Well when I clean my filter and place it back together it begins to leak where the top and the canister case meet. The gasket is in place and it snaps into place just fine, but a little stream of water leaks out. Has onyone ever had this problem before?


----------



## mambee (Apr 13, 2003)

I don't have that filter, but I know that you should lubricate the gasket every time that you perform maintenance. If that doesn't work, try replacing the gasket.


----------



## Brentt700 (Mar 14, 2013)

I have had this happen just recently on one of my three Fluval 205's. The right side one would NOT seal no matter what I did to it. Took the o-ring off and sealed it with some special grease I bought at Home Depot that won't deteriorate rubber and is waterproof then installed it with NO luck. Tried drying and cleaning it and then applying the grease while the o-ring was seated in the groove with NO luck. Tried this about ten different times with no luck what-so -ever. I even tried it a few times dry with no luck. Then, at my wits end, I decided to purchase some new o-rings and since they were somewhat "greased" inside the bag, I just installed them onto the filter head and then seated it onto the case. And guess what??? NO LEAKS! I have even taken it apart once since then to change the cruddy bio-media rings to Seachem Denitrate and putting it back together was worried I would have the same problem but NO......sealed up just great! The old o-ring must have been bad or "faulty" from the get-go and I must have been lucky all this time for it not leaking. The other two filters are just fine. Just this one has had the issue.

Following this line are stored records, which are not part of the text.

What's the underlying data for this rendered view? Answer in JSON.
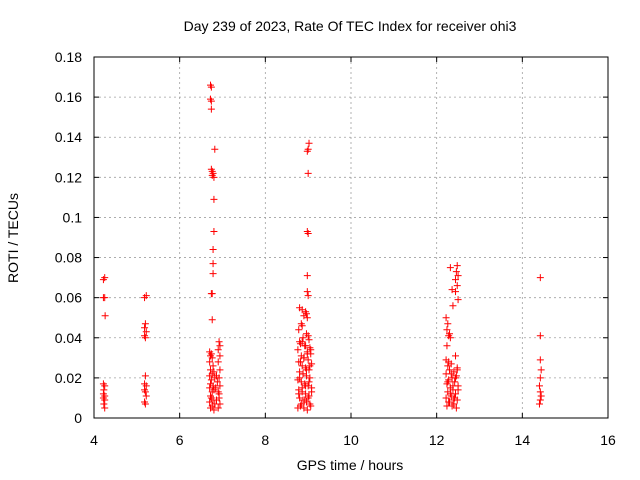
{
  "chart_data": {
    "type": "scatter",
    "title": "Day 239 of 2023, Rate Of TEC Index for receiver ohi3",
    "xlabel": "GPS time / hours",
    "ylabel": "ROTI / TECUs",
    "xlim": [
      4,
      16
    ],
    "ylim": [
      0,
      0.18
    ],
    "xticks": [
      "4",
      "6",
      "8",
      "10",
      "12",
      "14",
      "16"
    ],
    "yticks": [
      "0",
      "0.02",
      "0.04",
      "0.06",
      "0.08",
      "0.1",
      "0.12",
      "0.14",
      "0.16",
      "0.18"
    ],
    "grid": true,
    "marker": "plus",
    "color": "#ff0000",
    "points": [
      [
        4.22,
        0.069
      ],
      [
        4.25,
        0.07
      ],
      [
        4.22,
        0.06
      ],
      [
        4.25,
        0.06
      ],
      [
        4.26,
        0.051
      ],
      [
        4.22,
        0.017
      ],
      [
        4.25,
        0.016
      ],
      [
        4.23,
        0.014
      ],
      [
        4.22,
        0.012
      ],
      [
        4.25,
        0.011
      ],
      [
        4.22,
        0.01
      ],
      [
        4.25,
        0.009
      ],
      [
        4.23,
        0.007
      ],
      [
        4.25,
        0.005
      ],
      [
        5.18,
        0.06
      ],
      [
        5.22,
        0.061
      ],
      [
        5.2,
        0.047
      ],
      [
        5.18,
        0.045
      ],
      [
        5.22,
        0.043
      ],
      [
        5.18,
        0.041
      ],
      [
        5.2,
        0.04
      ],
      [
        5.2,
        0.021
      ],
      [
        5.18,
        0.017
      ],
      [
        5.22,
        0.016
      ],
      [
        5.18,
        0.014
      ],
      [
        5.2,
        0.013
      ],
      [
        5.22,
        0.011
      ],
      [
        5.18,
        0.008
      ],
      [
        5.2,
        0.007
      ],
      [
        6.72,
        0.166
      ],
      [
        6.74,
        0.165
      ],
      [
        6.72,
        0.159
      ],
      [
        6.74,
        0.158
      ],
      [
        6.74,
        0.154
      ],
      [
        6.82,
        0.134
      ],
      [
        6.74,
        0.124
      ],
      [
        6.76,
        0.123
      ],
      [
        6.78,
        0.122
      ],
      [
        6.76,
        0.121
      ],
      [
        6.8,
        0.12
      ],
      [
        6.8,
        0.109
      ],
      [
        6.8,
        0.093
      ],
      [
        6.78,
        0.084
      ],
      [
        6.78,
        0.077
      ],
      [
        6.78,
        0.072
      ],
      [
        6.74,
        0.062
      ],
      [
        6.76,
        0.062
      ],
      [
        6.76,
        0.049
      ],
      [
        6.92,
        0.038
      ],
      [
        6.94,
        0.036
      ],
      [
        6.9,
        0.034
      ],
      [
        6.7,
        0.033
      ],
      [
        6.74,
        0.032
      ],
      [
        6.72,
        0.031
      ],
      [
        6.76,
        0.03
      ],
      [
        6.7,
        0.028
      ],
      [
        6.78,
        0.026
      ],
      [
        6.72,
        0.024
      ],
      [
        6.8,
        0.023
      ],
      [
        6.76,
        0.022
      ],
      [
        6.7,
        0.021
      ],
      [
        6.82,
        0.02
      ],
      [
        6.74,
        0.019
      ],
      [
        6.88,
        0.018
      ],
      [
        6.72,
        0.017
      ],
      [
        6.78,
        0.016
      ],
      [
        6.7,
        0.015
      ],
      [
        6.8,
        0.014
      ],
      [
        6.76,
        0.013
      ],
      [
        6.92,
        0.012
      ],
      [
        6.72,
        0.011
      ],
      [
        6.74,
        0.01
      ],
      [
        6.78,
        0.009
      ],
      [
        6.7,
        0.008
      ],
      [
        6.82,
        0.007
      ],
      [
        6.76,
        0.006
      ],
      [
        6.72,
        0.005
      ],
      [
        6.9,
        0.005
      ],
      [
        6.94,
        0.007
      ],
      [
        6.92,
        0.01
      ],
      [
        6.9,
        0.013
      ],
      [
        6.94,
        0.016
      ],
      [
        6.92,
        0.02
      ],
      [
        6.94,
        0.024
      ],
      [
        6.9,
        0.028
      ],
      [
        6.94,
        0.031
      ],
      [
        6.8,
        0.004
      ],
      [
        6.86,
        0.009
      ],
      [
        6.84,
        0.015
      ],
      [
        6.86,
        0.021
      ],
      [
        9.02,
        0.137
      ],
      [
        9.0,
        0.134
      ],
      [
        8.98,
        0.133
      ],
      [
        9.0,
        0.122
      ],
      [
        8.98,
        0.093
      ],
      [
        9.0,
        0.092
      ],
      [
        8.98,
        0.071
      ],
      [
        8.98,
        0.063
      ],
      [
        9.0,
        0.061
      ],
      [
        8.8,
        0.055
      ],
      [
        8.86,
        0.054
      ],
      [
        8.94,
        0.053
      ],
      [
        8.96,
        0.052
      ],
      [
        8.9,
        0.051
      ],
      [
        8.98,
        0.05
      ],
      [
        8.84,
        0.047
      ],
      [
        8.86,
        0.046
      ],
      [
        8.78,
        0.044
      ],
      [
        8.96,
        0.042
      ],
      [
        9.0,
        0.041
      ],
      [
        8.88,
        0.04
      ],
      [
        8.8,
        0.038
      ],
      [
        8.82,
        0.037
      ],
      [
        8.94,
        0.036
      ],
      [
        9.04,
        0.035
      ],
      [
        8.76,
        0.034
      ],
      [
        8.98,
        0.033
      ],
      [
        9.06,
        0.032
      ],
      [
        8.84,
        0.031
      ],
      [
        8.9,
        0.03
      ],
      [
        9.0,
        0.029
      ],
      [
        8.78,
        0.028
      ],
      [
        9.08,
        0.027
      ],
      [
        8.86,
        0.026
      ],
      [
        8.94,
        0.025
      ],
      [
        9.02,
        0.024
      ],
      [
        8.8,
        0.023
      ],
      [
        8.88,
        0.022
      ],
      [
        8.96,
        0.021
      ],
      [
        9.04,
        0.02
      ],
      [
        8.76,
        0.019
      ],
      [
        8.84,
        0.018
      ],
      [
        8.92,
        0.017
      ],
      [
        9.0,
        0.016
      ],
      [
        9.08,
        0.015
      ],
      [
        8.78,
        0.014
      ],
      [
        8.86,
        0.013
      ],
      [
        8.94,
        0.012
      ],
      [
        9.02,
        0.011
      ],
      [
        8.8,
        0.01
      ],
      [
        8.88,
        0.009
      ],
      [
        8.96,
        0.008
      ],
      [
        9.04,
        0.007
      ],
      [
        8.82,
        0.006
      ],
      [
        8.9,
        0.005
      ],
      [
        8.98,
        0.004
      ],
      [
        8.76,
        0.005
      ],
      [
        9.06,
        0.006
      ],
      [
        8.84,
        0.007
      ],
      [
        8.92,
        0.009
      ],
      [
        9.0,
        0.01
      ],
      [
        8.78,
        0.012
      ],
      [
        9.08,
        0.013
      ],
      [
        8.86,
        0.015
      ],
      [
        8.94,
        0.016
      ],
      [
        9.02,
        0.018
      ],
      [
        8.8,
        0.02
      ],
      [
        8.88,
        0.022
      ],
      [
        8.96,
        0.024
      ],
      [
        9.04,
        0.026
      ],
      [
        8.82,
        0.028
      ],
      [
        8.9,
        0.03
      ],
      [
        8.98,
        0.032
      ],
      [
        9.06,
        0.034
      ],
      [
        8.92,
        0.036
      ],
      [
        8.86,
        0.038
      ],
      [
        9.02,
        0.039
      ],
      [
        12.32,
        0.075
      ],
      [
        12.48,
        0.076
      ],
      [
        12.46,
        0.073
      ],
      [
        12.5,
        0.071
      ],
      [
        12.44,
        0.069
      ],
      [
        12.48,
        0.066
      ],
      [
        12.36,
        0.064
      ],
      [
        12.44,
        0.063
      ],
      [
        12.5,
        0.059
      ],
      [
        12.38,
        0.056
      ],
      [
        12.22,
        0.05
      ],
      [
        12.26,
        0.047
      ],
      [
        12.24,
        0.044
      ],
      [
        12.3,
        0.042
      ],
      [
        12.28,
        0.041
      ],
      [
        12.32,
        0.04
      ],
      [
        12.24,
        0.036
      ],
      [
        12.44,
        0.031
      ],
      [
        12.22,
        0.029
      ],
      [
        12.28,
        0.028
      ],
      [
        12.34,
        0.027
      ],
      [
        12.26,
        0.026
      ],
      [
        12.48,
        0.025
      ],
      [
        12.3,
        0.024
      ],
      [
        12.4,
        0.023
      ],
      [
        12.22,
        0.022
      ],
      [
        12.46,
        0.021
      ],
      [
        12.36,
        0.02
      ],
      [
        12.28,
        0.019
      ],
      [
        12.42,
        0.018
      ],
      [
        12.24,
        0.017
      ],
      [
        12.5,
        0.016
      ],
      [
        12.32,
        0.015
      ],
      [
        12.38,
        0.014
      ],
      [
        12.26,
        0.013
      ],
      [
        12.44,
        0.012
      ],
      [
        12.34,
        0.011
      ],
      [
        12.22,
        0.01
      ],
      [
        12.48,
        0.009
      ],
      [
        12.3,
        0.008
      ],
      [
        12.4,
        0.007
      ],
      [
        12.24,
        0.006
      ],
      [
        12.46,
        0.005
      ],
      [
        12.36,
        0.006
      ],
      [
        12.28,
        0.008
      ],
      [
        12.42,
        0.01
      ],
      [
        12.32,
        0.012
      ],
      [
        12.5,
        0.014
      ],
      [
        12.38,
        0.016
      ],
      [
        12.26,
        0.018
      ],
      [
        12.44,
        0.02
      ],
      [
        12.34,
        0.022
      ],
      [
        12.48,
        0.024
      ],
      [
        12.4,
        0.009
      ],
      [
        14.42,
        0.07
      ],
      [
        14.42,
        0.041
      ],
      [
        14.42,
        0.029
      ],
      [
        14.44,
        0.024
      ],
      [
        14.42,
        0.02
      ],
      [
        14.4,
        0.016
      ],
      [
        14.42,
        0.013
      ],
      [
        14.44,
        0.011
      ],
      [
        14.42,
        0.009
      ],
      [
        14.4,
        0.007
      ]
    ]
  }
}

You might want to try a new o-ring and see what happens. I paid $4 for my o-rings at a LFS and bought two of them. One for an extra one just in case I needed one for the future.


----------



## Fronti (May 13, 2013)

Nice I appreciate the info man. I just ordered a tune up kit yesterday and should be here by Thursday. I think it is the o-ring too, although it may look fine there may be some small thing keeping it from doing the whole job. Will post up and tell you how it goes. For now I bought a Marineland Penguin 200, but only temporary and a good back up for later situations.


----------



## preston stamper (Jun 18, 2013)

My leaking 405 was making me nuts. All the advice centers around the main gasket. I lube them. I bought new ones. Still leaked. Ugh! /// Now, before you throw out the excellent and expensive filter, do the following. Spray off filter groove and lightly lube the gasket. I use Leslie's pool gasket lube. Only fill the canister 2/3 full of water!!! Push lid to media down all the way and then use the clamps evenly to seal the lid . Add water through top till full. Trickles may appear but go away. Attach hoses and run it. If leaks remain after short time, Redo the clamps AFTER removing !/3 of water again. This always works after a time or three.


----------



## Brentt700 (Mar 14, 2013)

I have found by using three Fluval 205's that their o-rings seem to be made of crappy quality rubber or are not sized exactly right for the groove versus the sealing surface on the body of the canister. I had this problem again last night! I just threw on a new o-ring and problem solved. No leaks and for $5......well worth the hassle of taking the thing apart repeatedly and greasing and regreasing to try and make the stupid thing seal. I am planning on just stocking o-rings for every half a year to a year when they seem to have issues. It must be the quality control in how these filters are being made these days because I hear of people using the same o-rings for years and I can attest that after greasing lightly...heavily....no grease.....every time cleaning before I did this each time.....nothing seemed to work, and I am not someone who isn't mechanically inclined. I used to build aircooled VW engines, did all the machining and porting myself, and made anything from stock 1600cc's to 2500cc's producing 325HP N/A. It's not like I don't know what I am doing. It's just they DO NOT WORK! The o-rings seem to be too large almost for the groove after many times of taking it apart for maintenance. I believe it is a design flaw. JMO, though.


----------



## ozman (Sep 7, 2012)

inmo no gasket is designed to last for ever its just not going to happen. firstly the manufacturers want to keep making money :roll: 
but that aside there are so many variables in their use, because we own the same filter does not mean that we treat them the same hey. :thumb:


----------